For large networks, the graphical representation becomes extremely useful in visualizing and debugging network definition errors.
最后,现在是运行网络的时候了。
Finally, it is now time to run the network.
Running Network
你可以通过对 workspace 对象调用 RunNetOnce 方法来运行网络 −
You run the network by calling the RunNetOnce method on the workspace object −
workspace.RunNetOnce(net)
在运行网络一次后,所有随机生成的我们数据都会被创建,并馈送到网络中,并且将创建输出。在运行网络后创建的张量在 Caffe2 中被称为 blobs 。工作区包含你创建并存储在内存中的 blobs 。这与 Matlab 非常相似。
After the network is run once, all our data that is generated at random would be created, fed into the network and the output will be created. The tensors which are created after running the network are called blobs in Caffe2. The workspace consists of the blobs you create and store in memory. This is quite similar to Matlab.

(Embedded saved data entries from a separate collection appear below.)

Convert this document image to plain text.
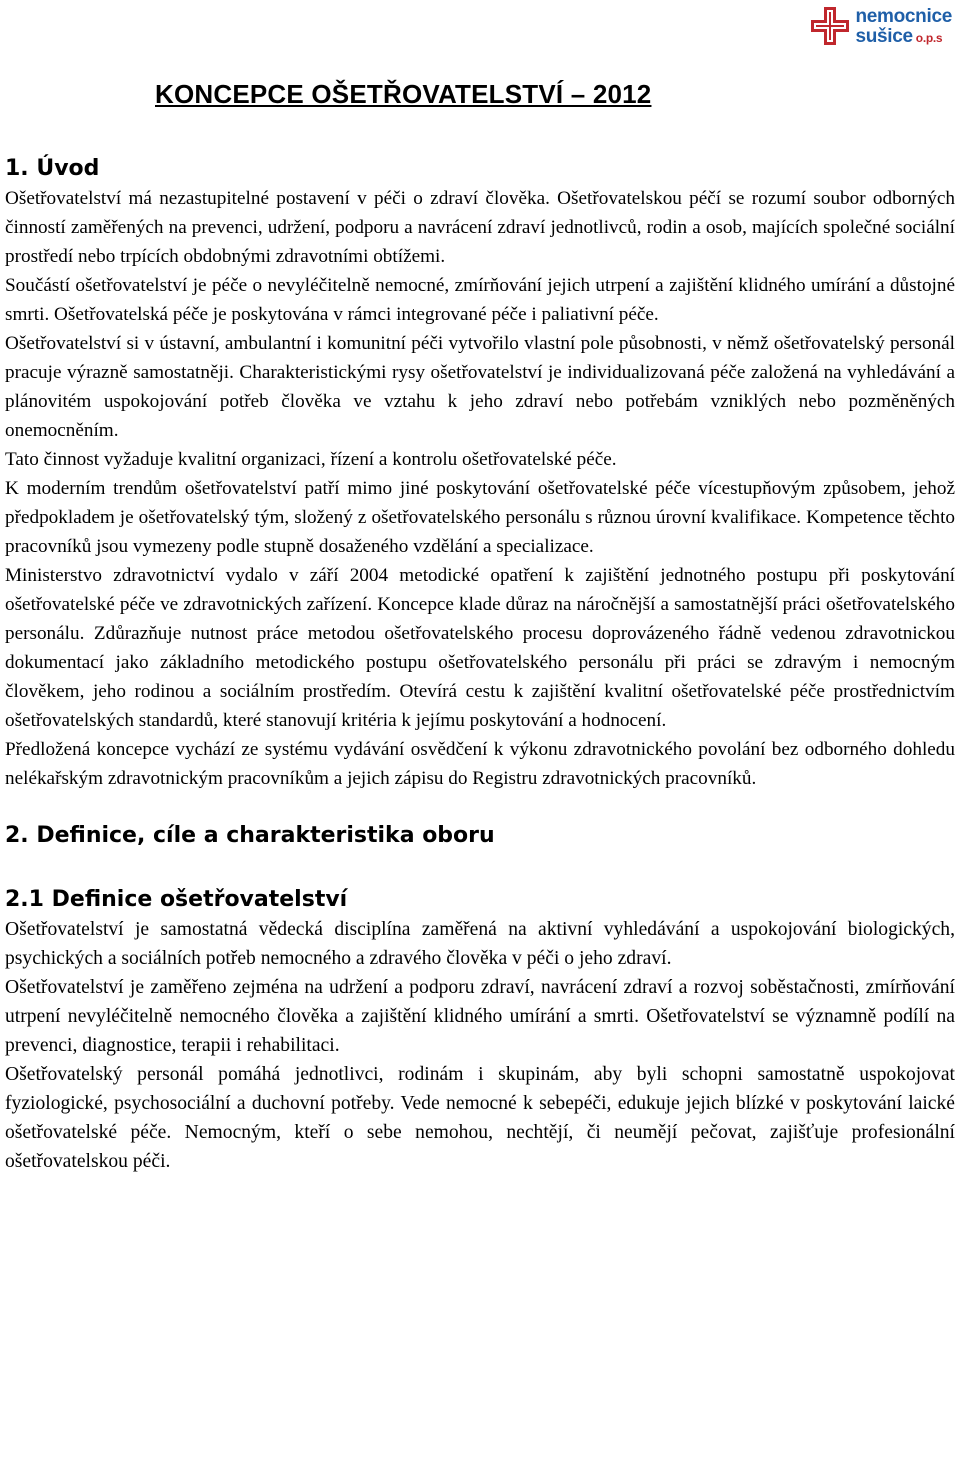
nemocnice
sušice o.p.s
KONCEPCE OŠETŘOVATELSTVÍ – 2012
1. Úvod

Ošetřovatelství má nezastupitelné postavení v péči o zdraví člověka. Ošetřovatelskou péčí se rozumí soubor odborných činností zaměřených na prevenci, udržení, podporu a navrácení zdraví jednotlivců, rodin a osob, majících společné sociální prostředí nebo trpících obdobnými zdravotními obtížemi.

Součástí ošetřovatelství je péče o nevyléčitelně nemocné, zmírňování jejich utrpení a zajištění klidného umírání a důstojné smrti. Ošetřovatelská péče je poskytována v rámci integrované péče i paliativní péče.

Ošetřovatelství si v ústavní, ambulantní i komunitní péči vytvořilo vlastní pole působnosti, v němž ošetřovatelský personál pracuje výrazně samostatněji. Charakteristickými rysy ošetřovatelství je individualizovaná péče založená na vyhledávání a plánovitém uspokojování potřeb člověka ve vztahu k jeho zdraví nebo potřebám vzniklých nebo pozměněných onemocněním.

Tato činnost vyžaduje kvalitní organizaci, řízení a kontrolu ošetřovatelské péče.

K moderním trendům ošetřovatelství patří mimo jiné poskytování ošetřovatelské péče vícestupňovým způsobem, jehož předpokladem je ošetřovatelský tým, složený z ošetřovatelského personálu s různou úrovní kvalifikace. Kompetence těchto pracovníků jsou vymezeny podle stupně dosaženého vzdělání a specializace.

Ministerstvo zdravotnictví vydalo v září 2004 metodické opatření k zajištění jednotného postupu při poskytování ošetřovatelské péče ve zdravotnických zařízení. Koncepce klade důraz na náročnější a samostatnější práci ošetřovatelského personálu. Zdůrazňuje nutnost práce metodou ošetřovatelského procesu doprovázeného řádně vedenou zdravotnickou dokumentací jako základního metodického postupu ošetřovatelského personálu při práci se zdravým i nemocným člověkem, jeho rodinou a sociálním prostředím. Otevírá cestu k zajištění kvalitní ošetřovatelské péče prostřednictvím ošetřovatelských standardů, které stanovují kritéria k jejímu poskytování a hodnocení.

Předložená koncepce vychází ze systému vydávání osvědčení k výkonu zdravotnického povolání bez odborného dohledu nelékařským zdravotnickým pracovníkům a jejich zápisu do Registru zdravotnických pracovníků.

2. Definice, cíle a charakteristika oboru
2.1 Definice ošetřovatelství

Ošetřovatelství je samostatná vědecká disciplína zaměřená na aktivní vyhledávání a uspokojování biologických, psychických a sociálních potřeb nemocného a zdravého člověka v péči o jeho zdraví.

Ošetřovatelství je zaměřeno zejména na udržení a podporu zdraví, navrácení zdraví a rozvoj soběstačnosti, zmírňování utrpení nevyléčitelně nemocného člověka a zajištění klidného umírání a smrti. Ošetřovatelství se významně podílí na prevenci, diagnostice, terapii i rehabilitaci.

Ošetřovatelský personál pomáhá jednotlivci, rodinám i skupinám, aby byli schopni samostatně uspokojovat fyziologické, psychosociální a duchovní potřeby. Vede nemocné k sebepéči, edukuje jejich blízké v poskytování laické ošetřovatelské péče. Nemocným, kteří o sebe nemohou, nechtějí, či neumějí pečovat, zajišťuje profesionální ošetřovatelskou péči.
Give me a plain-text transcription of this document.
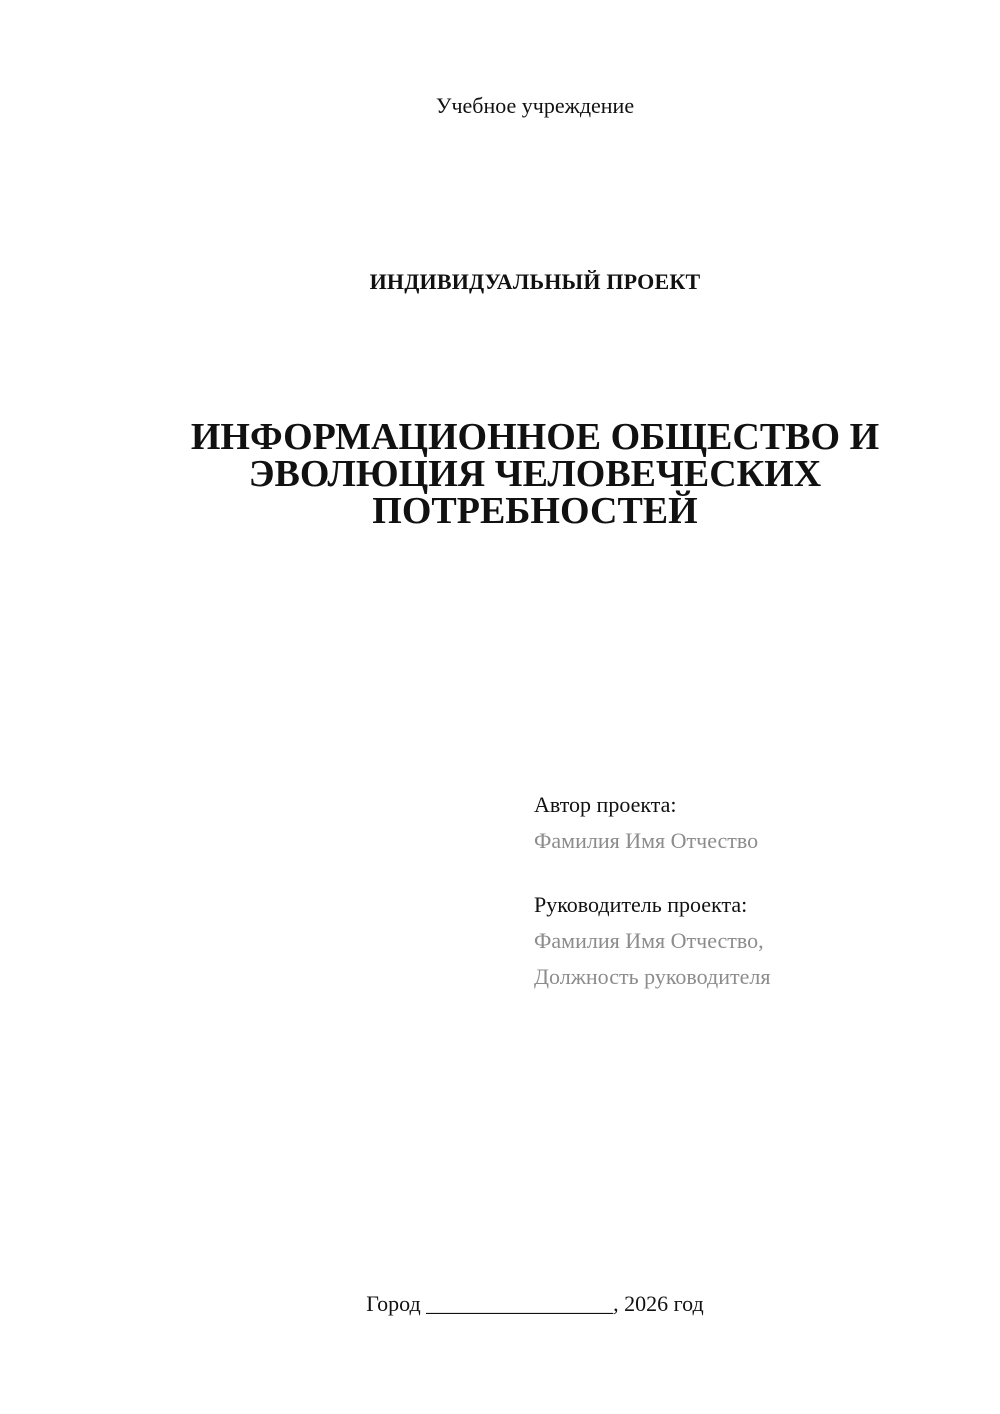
Учебное учреждение
ИНДИВИДУАЛЬНЫЙ ПРОЕКТ
ИНФОРМАЦИОННОЕ ОБЩЕСТВО И
ЭВОЛЮЦИЯ ЧЕЛОВЕЧЕСКИХ
ПОТРЕБНОСТЕЙ
Автор проекта:
Фамилия Имя Отчество
Руководитель проекта:
Фамилия Имя Отчество,
Должность руководителя
Город _________________, 2026 год
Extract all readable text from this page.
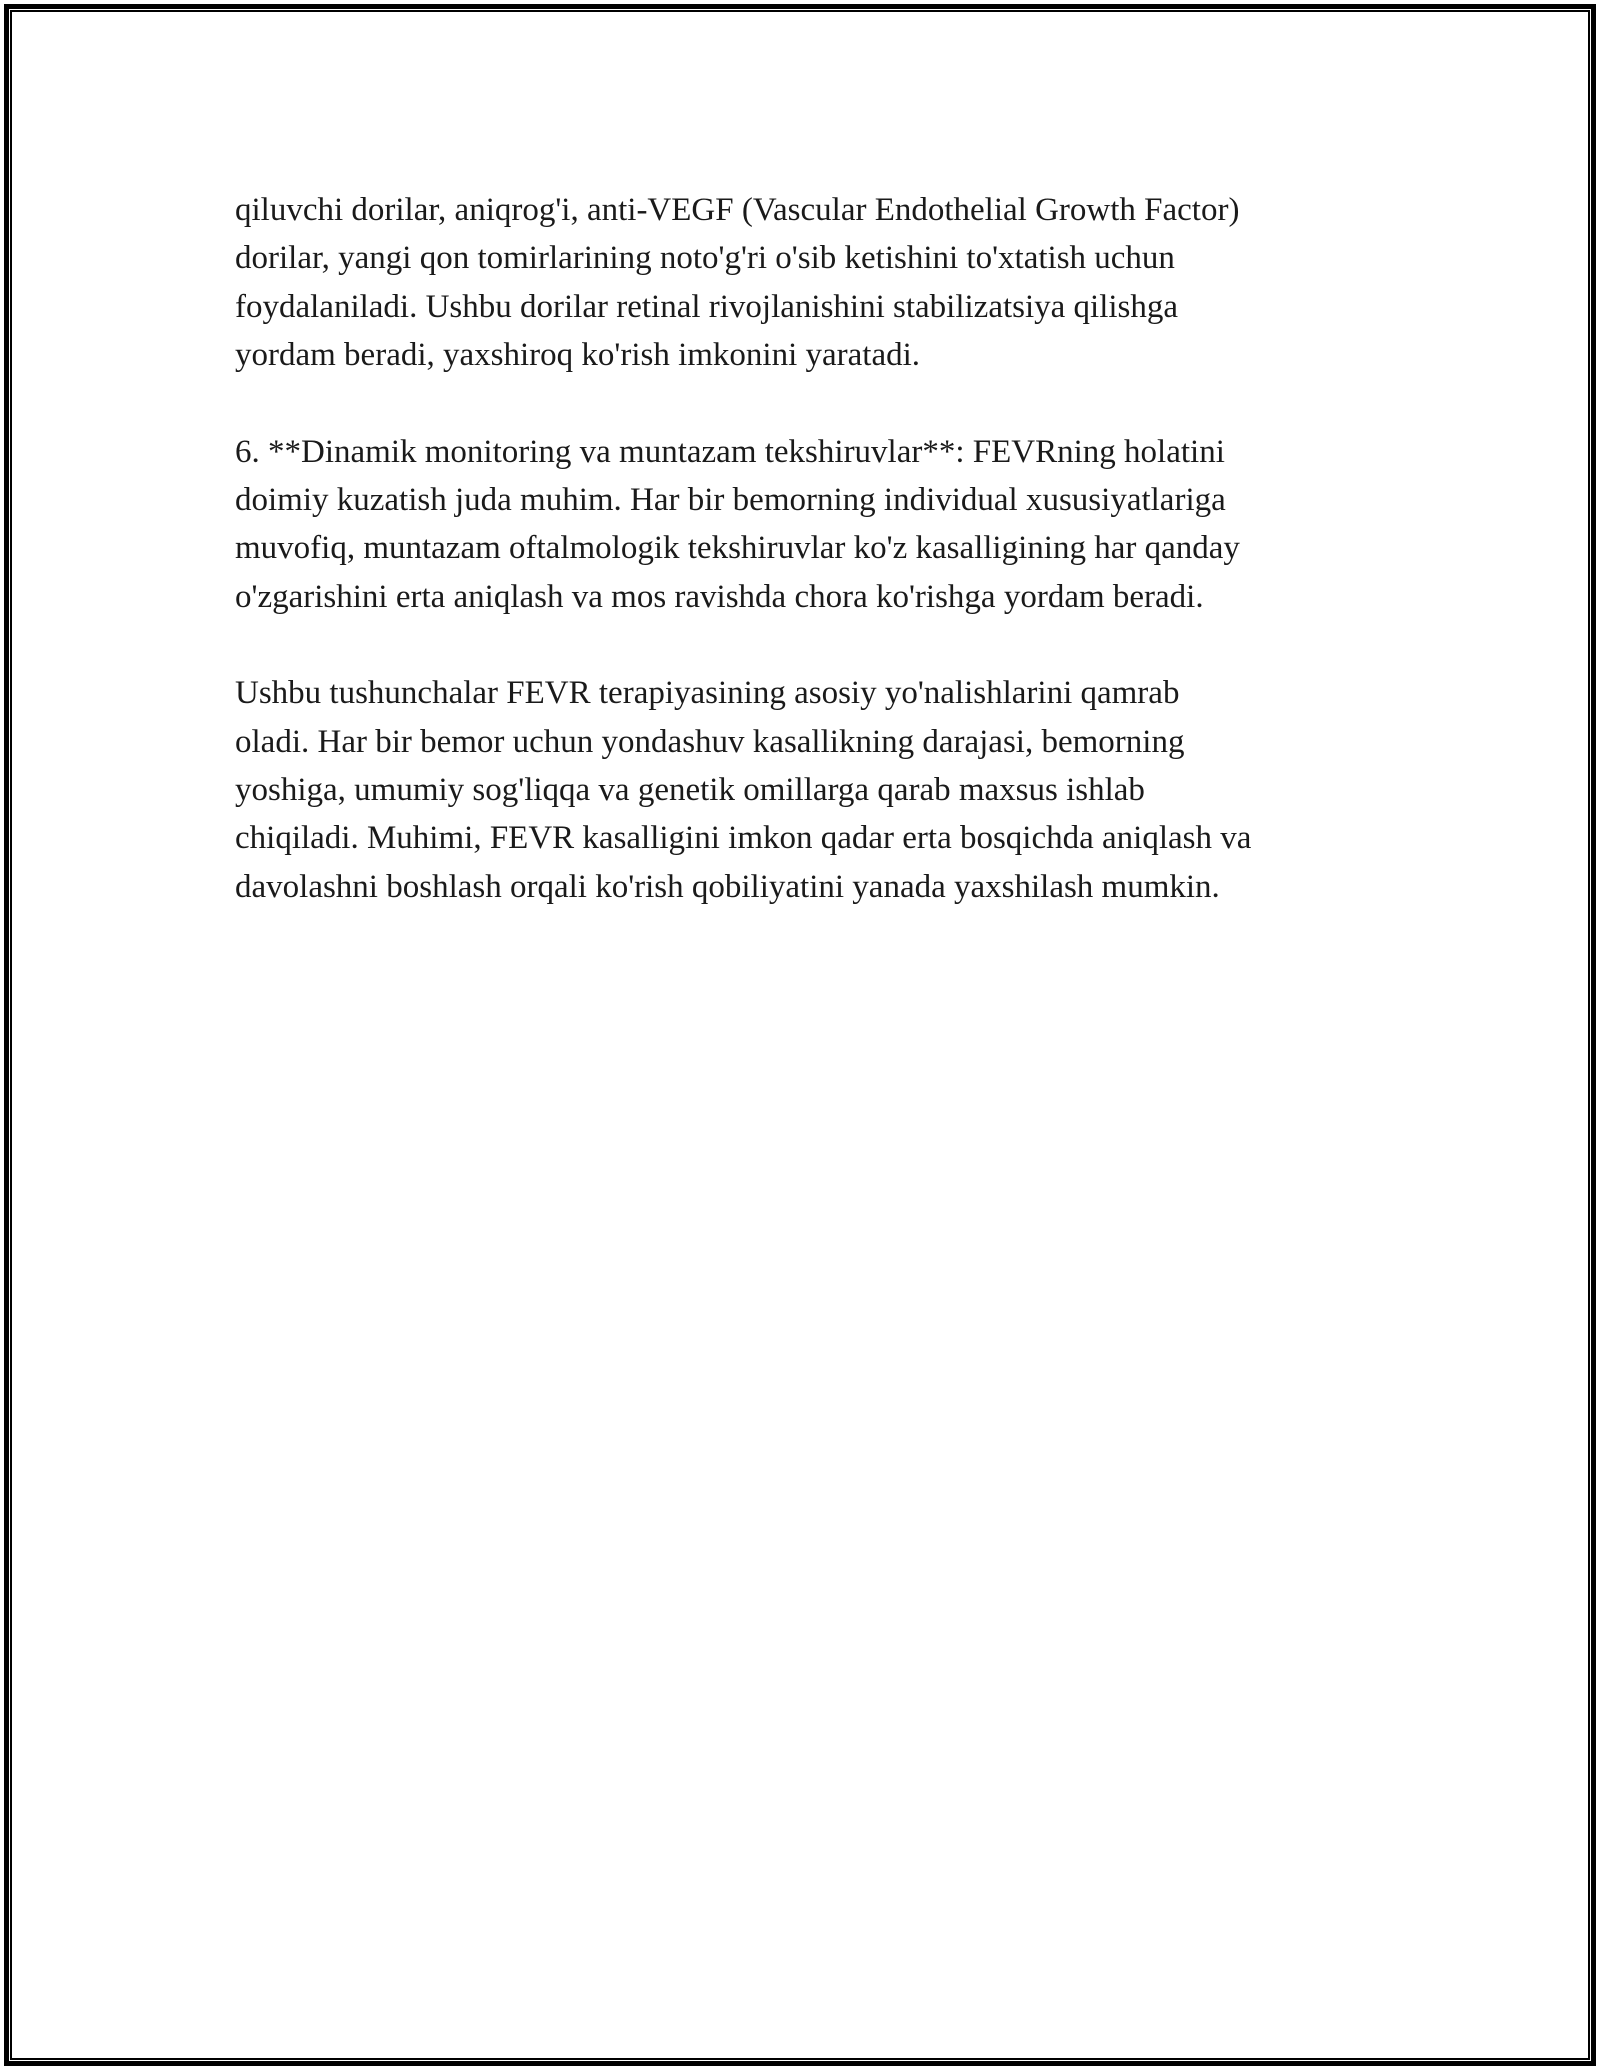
qiluvchi dorilar, aniqrog'i, anti-VEGF (Vascular Endothelial Growth Factor)
dorilar, yangi qon tomirlarining noto'g'ri o'sib ketishini to'xtatish uchun
foydalaniladi. Ushbu dorilar retinal rivojlanishini stabilizatsiya qilishga
yordam beradi, yaxshiroq ko'rish imkonini yaratadi.

6. **Dinamik monitoring va muntazam tekshiruvlar**: FEVRning holatini
doimiy kuzatish juda muhim. Har bir bemorning individual xususiyatlariga
muvofiq, muntazam oftalmologik tekshiruvlar ko'z kasalligining har qanday
o'zgarishini erta aniqlash va mos ravishda chora ko'rishga yordam beradi.

Ushbu tushunchalar FEVR terapiyasining asosiy yo'nalishlarini qamrab
oladi. Har bir bemor uchun yondashuv kasallikning darajasi, bemorning
yoshiga, umumiy sog'liqqa va genetik omillarga qarab maxsus ishlab
chiqiladi. Muhimi, FEVR kasalligini imkon qadar erta bosqichda aniqlash va
davolashni boshlash orqali ko'rish qobiliyatini yanada yaxshilash mumkin.
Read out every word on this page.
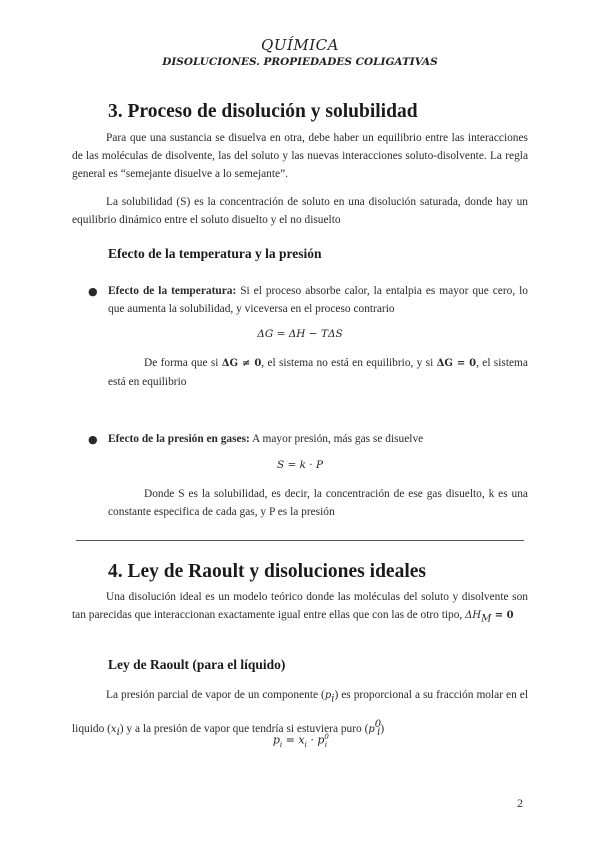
QUÍMICA
DISOLUCIONES. PROPIEDADES COLIGATIVAS
3. Proceso de disolución y solubilidad
Para que una sustancia se disuelva en otra, debe haber un equilibrio entre las interacciones de las moléculas de disolvente, las del soluto y las nuevas interacciones soluto-disolvente. La regla general es “semejante disuelve a lo semejante”.
La solubilidad (S) es la concentración de soluto en una disolución saturada, donde hay un equilibrio dinámico entre el soluto disuelto y el no disuelto
Efecto de la temperatura y la presión
● Efecto de la temperatura: Si el proceso absorbe calor, la entalpia es mayor que cero, lo que aumenta la solubilidad, y viceversa en el proceso contrario
ΔG = ΔH − TΔS
De forma que si ΔG ≠ 0, el sistema no está en equilibrio, y si ΔG = 0, el sistema está en equilibrio
● Efecto de la presión en gases: A mayor presión, más gas se disuelve
S = k · P
Donde S es la solubilidad, es decir, la concentración de ese gas disuelto, k es una constante especifica de cada gas, y P es la presión
4. Ley de Raoult y disoluciones ideales
Una disolución ideal es un modelo teórico donde las moléculas del soluto y disolvente son tan parecidas que interaccionan exactamente igual entre ellas que con las de otro tipo, $\Delta H_M = 0$
Ley de Raoult (para el líquido)
La presión parcial de vapor de un componente $(p_i)$ es proporcional a su fracción molar en el liquido $(x_i)$ y a la presión de vapor que tendría si estuviera puro $(p^0_i)$
$p_i = x_i \cdot p^0_i$
2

在运行网络后,你可以使用以下 print 命令检查工作区包含的 blobs
After running the network, you can examine the blobs that the workspace contains using the following print command
print("Blobs in the workspace: {}".format(workspace.Blobs()))
您将看到以下输出 −
You will see the following output −
Blobs in the workspace: ['W', 'X', 'Y', 'b']
请注意,工作区包含三个输入 blob − X, W 和 b 。它还包含名为 Y 的输出 blob。现在让我们检查一下这些 blob 的内容。
Note that the workspace consists of three input blobs − X, W and b. It also contains the output blob called Y. Let us now examine the contents of these blobs.
for name in workspace.Blobs():
print("{}:\n{}".format(name, workspace.FetchBlob(name)))
您将看到以下输出 −
You will see the following output −
W:
[[ 1.0426593 0.15479846 0.25635982]
[-2.2461145 1.4581774 0.16827184]
[-0.12009818 0.30771437 0.00791338]
[ 1.2274994 -0.903331 -0.68799865]
[ 0.30834186 -0.53060573 0.88776857]]
X:
[[ 1.6588869e+00 1.5279824e+00 1.1889904e+00]
[ 6.7048723e-01 -9.7490678e-04 2.5114202e-01]]
Y:
[[ 3.2709925 -0.297907 1.2803618 0.837985 1.7562964]
[ 1.7633215 -0.4651525 0.9211631 1.6511179 1.4302125]]
b:
[1. 1. 1. 1. 1.]
请注意,由于所有输入都是随机创建的,因此机器上的数据,或者事实上每次运行网络时的生成数据都是不同的。你现在已经成功定义了一个网络,并在计算机上运行了它。
Note that the data on your machine or as a matter of fact on every run of the network would be different as all inputs are created at random. You have now successfully defined a network and run it on your computer.